早在远古时期,这片江畔沃土便已经有先民繁衍生息,茅岗水上木构遗址,见证数千年前古越族群依水而居的生活图景,留下岭南早期文明的印记 。汉武帝平定南越之后正式设立高要县,因羚羊峡居高扼要而得名,名字沿用至今未曾更改 。中原移民沿着西江不断迁入,汉越文化在此交融碰撞,中原的礼乐教化、农耕技术逐步传入乡土之间。南北朝设置高要郡,高要一跃成为西江流域的政治中心;唐宋为端州治所,包公在此主政,兴教化、肃吏治,清正的风气深深浸润这片土地,星岩书院兴办讲学,读书向学的风气日渐兴盛 。

千百年来,西江既是商贸航运通道,更是文脉传播的长河。府城之内高要学宫历经七毁七建,红墙重殿静静矗立,作为地方最高学府,无数读书人在此寒窗苦读,求取功名,教化之风遍及城乡各个宗族 。乡间祠堂林立,宗族筹措族产兴办义学,资助寒门子弟求学上进。从唐宋至明清,高要人才不断涌现,文臣、循吏、文人雅士层出不穷,不少人走出西江,奔赴各地为官治学。明代两广总督驻节于此,各路文人墨客途经羚羊峡,留下大量摩崖题刻,七星岩、羚羊峡的山石之间,留存下千年文人的笔墨印记 。

高要的文脉,不只局限于府城的书院庙堂,更扎根广阔的乡野民间。国家级非遗高要春社传承千年,境内遍布数千座社稷坛,从仲春开始,各村轮番举行社祭,敬土重农,崇文向善的习俗延续至今 。回龙黎槎八卦古村,古民居依照八卦格局排布,古巷幽深,祠堂遍布,一座古村便是宗族耕读文化的鲜活标本。西江两岸村落星罗棋布,祠堂、古戏台、古巷道散落乡野,把重教守礼的传统保留在市井烟火当中。

近代风云激荡,西江府城同样迎来人才迸发。一大批高要子弟走出家乡,有的投身救国浪潮,领村农民运动轰轰烈烈,红色火种在西江南岸点燃,革命志士挺身而出守护家国;有的求学治学,奔赴各地实业报国,在文教、工商各个领域施展才干。作为著名侨乡,大批高要人顺着西江出发,远赴海外闯荡谋生,在异国艰苦奋斗,成就事业之后心系桑梓,捐资办学、兴修公益,把外部的见识与资源回馈故土,让西江文脉跨越山海继续延续。

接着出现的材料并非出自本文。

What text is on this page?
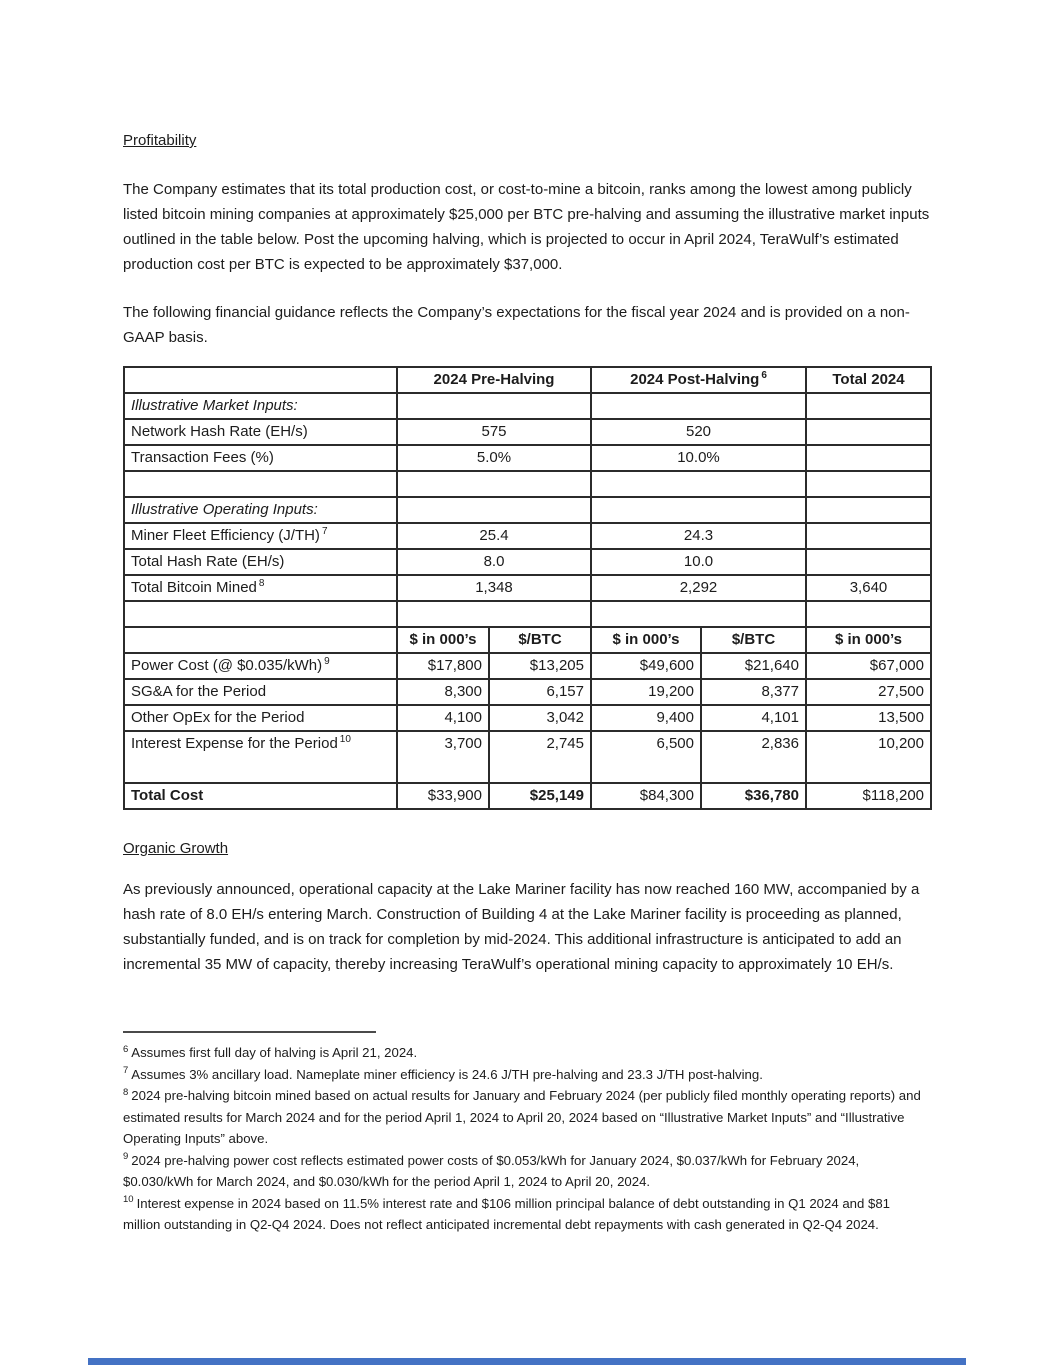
Profitability

The Company estimates that its total production cost, or cost-to-mine a bitcoin, ranks among the lowest among publicly listed bitcoin mining companies at approximately $25,000 per BTC pre-halving and assuming the illustrative market inputs outlined in the table below. Post the upcoming halving, which is projected to occur in April 2024, TeraWulf’s estimated production cost per BTC is expected to be approximately $37,000.

The following financial guidance reflects the Company’s expectations for the fiscal year 2024 and is provided on a non-GAAP basis.

	2024 Pre-Halving		2024 Post-Halving $^6$		Total 2024
Illustrative Market Inputs:					
Network Hash Rate (EH/s)	575		520		
Transaction Fees (%)	5.0%		10.0%		

Illustrative Operating Inputs:					
Miner Fleet Efficiency (J/TH) $^7$	25.4		24.3		
Total Hash Rate (EH/s)	8.0		10.0		
Total Bitcoin Mined $^8$	1,348		2,292		3,640

	$ in 000’s	$/BTC	$ in 000’s	$/BTC	$ in 000’s
Power Cost (@ $0.035/kWh) $^9$	$17,800	$13,205	$49,600	$21,640	$67,000
SG&A for the Period	8,300	6,157	19,200	8,377	27,500
Other OpEx for the Period	4,100	3,042	9,400	4,101	13,500
Interest Expense for the Period $^{10}$	3,700	2,745	6,500	2,836	10,200
Total Cost	$33,900	$25,149	$84,300	$36,780	$118,200
Organic Growth

As previously announced, operational capacity at the Lake Mariner facility has now reached 160 MW, accompanied by a hash rate of 8.0 EH/s entering March. Construction of Building 4 at the Lake Mariner facility is proceeding as planned, substantially funded, and is on track for completion by mid-2024. This additional infrastructure is anticipated to add an incremental 35 MW of capacity, thereby increasing TeraWulf’s operational mining capacity to approximately 10 EH/s.

$^6$ Assumes first full day of halving is April 21, 2024.

$^7$ Assumes 3% ancillary load. Nameplate miner efficiency is 24.6 J/TH pre-halving and 23.3 J/TH post-halving.

$^8$ 2024 pre-halving bitcoin mined based on actual results for January and February 2024 (per publicly filed monthly operating reports) and estimated results for March 2024 and for the period April 1, 2024 to April 20, 2024 based on “Illustrative Market Inputs” and “Illustrative Operating Inputs” above.

$^9$ 2024 pre-halving power cost reflects estimated power costs of $0.053/kWh for January 2024, $0.037/kWh for February 2024, $0.030/kWh for March 2024, and $0.030/kWh for the period April 1, 2024 to April 20, 2024.

$^{10}$ Interest expense in 2024 based on 11.5% interest rate and $106 million principal balance of debt outstanding in Q1 2024 and $81 million outstanding in Q2-Q4 2024. Does not reflect anticipated incremental debt repayments with cash generated in Q2-Q4 2024.
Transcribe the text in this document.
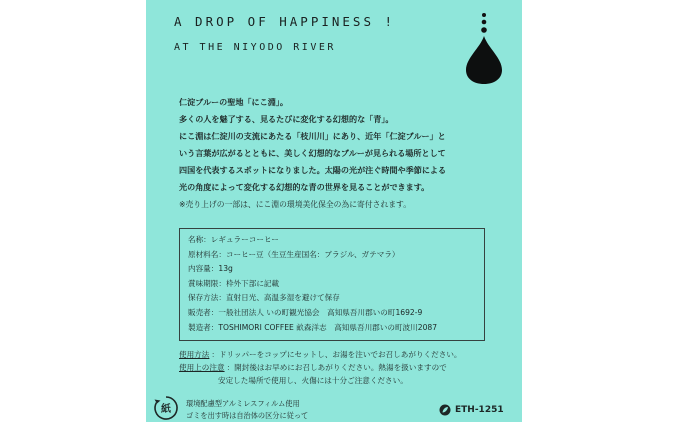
A DROP OF HAPPINESS !
AT THE NIYODO RIVER
仁淀ブルーの聖地「にこ淵」。
多くの人を魅了する、見るたびに変化する幻想的な「青」。
にこ淵は仁淀川の支流にあたる「枝川川」にあり、近年「仁淀ブルー」と
いう言葉が広がるとともに、美しく幻想的なブルーが見られる場所として
四国を代表するスポットになりました。太陽の光が注ぐ時間や季節による
光の角度によって変化する幻想的な青の世界を見ることができます。
※売り上げの一部は、にこ淵の環境美化保全の為に寄付されます。
名称：レギュラーコーヒー
原材料名：コーヒー豆（生豆生産国名：ブラジル、ガテマラ）
内容量：13g
賞味期限：枠外下部に記載
保存方法：直射日光、高温多湿を避けて保存
販売者：一般社団法人 いの町観光協会　高知県吾川郡いの町1692-9
製造者：TOSHIMORI COFFEE 畝森洋志　高知県吾川郡いの町波川2087
使用方法 ：ドリッパーをコップにセットし、お湯を注いでお召しあがりください。
使用上の注意 ：開封後はお早めにお召しあがりください。熱湯を扱いますので
安定した場所で使用し、火傷には十分ご注意ください。
紙
環境配慮型アルミレスフィルム使用
ゴミを出す時は自治体の区分に従って
ETH-1251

得天独厚的山水格局,造就高要独有的精神底色。背靠群山,面朝西江,水陆通达,既接纳中原耕读传家的礼教传统,又拥有江河开放包容的气质。读书可以登科济世,出海能够闯荡立业,耕读、忠义、开拓的特质,刻进当地人的血脉。西江滔滔不绝,江水滋养良田,也涵养人文风骨,府城的书香不止属于古代的士大夫,更渗透进普通百姓的日常生活。

行走今天的高要,千年的痕迹依旧随处可寻。羚羊峡江水浩荡,古栈道遗存诉说旧时舟马往来的繁华;高要学宫大殿巍峨,一砖一瓦记录文教兴衰;黎槎八卦古村的青砖老屋,留存乡土宗族记忆;遍布城乡的古祠堂,匾额楹联依旧依稀可见,春社、醒狮等民俗代代相传,古老文脉并未随着时光褪色 。

历经朝代更迭,行政区划几经变迁,昔日宏大的府城版图已然调整,但属于高要的西江文脉不曾中断。两千余年时光,西江水缓缓流过,从郡府重镇到如今湾区西部重要板块,改变的是城市身份,不变的是崇文重教的乡土底色。

读懂高要,便是读懂西江流域文明的发展缩影。滔滔江水绵延不绝,千年府城薪火相传,古老的文脉跨越岁月长河,持续滋养一代又一代岭南儿女砥砺前行。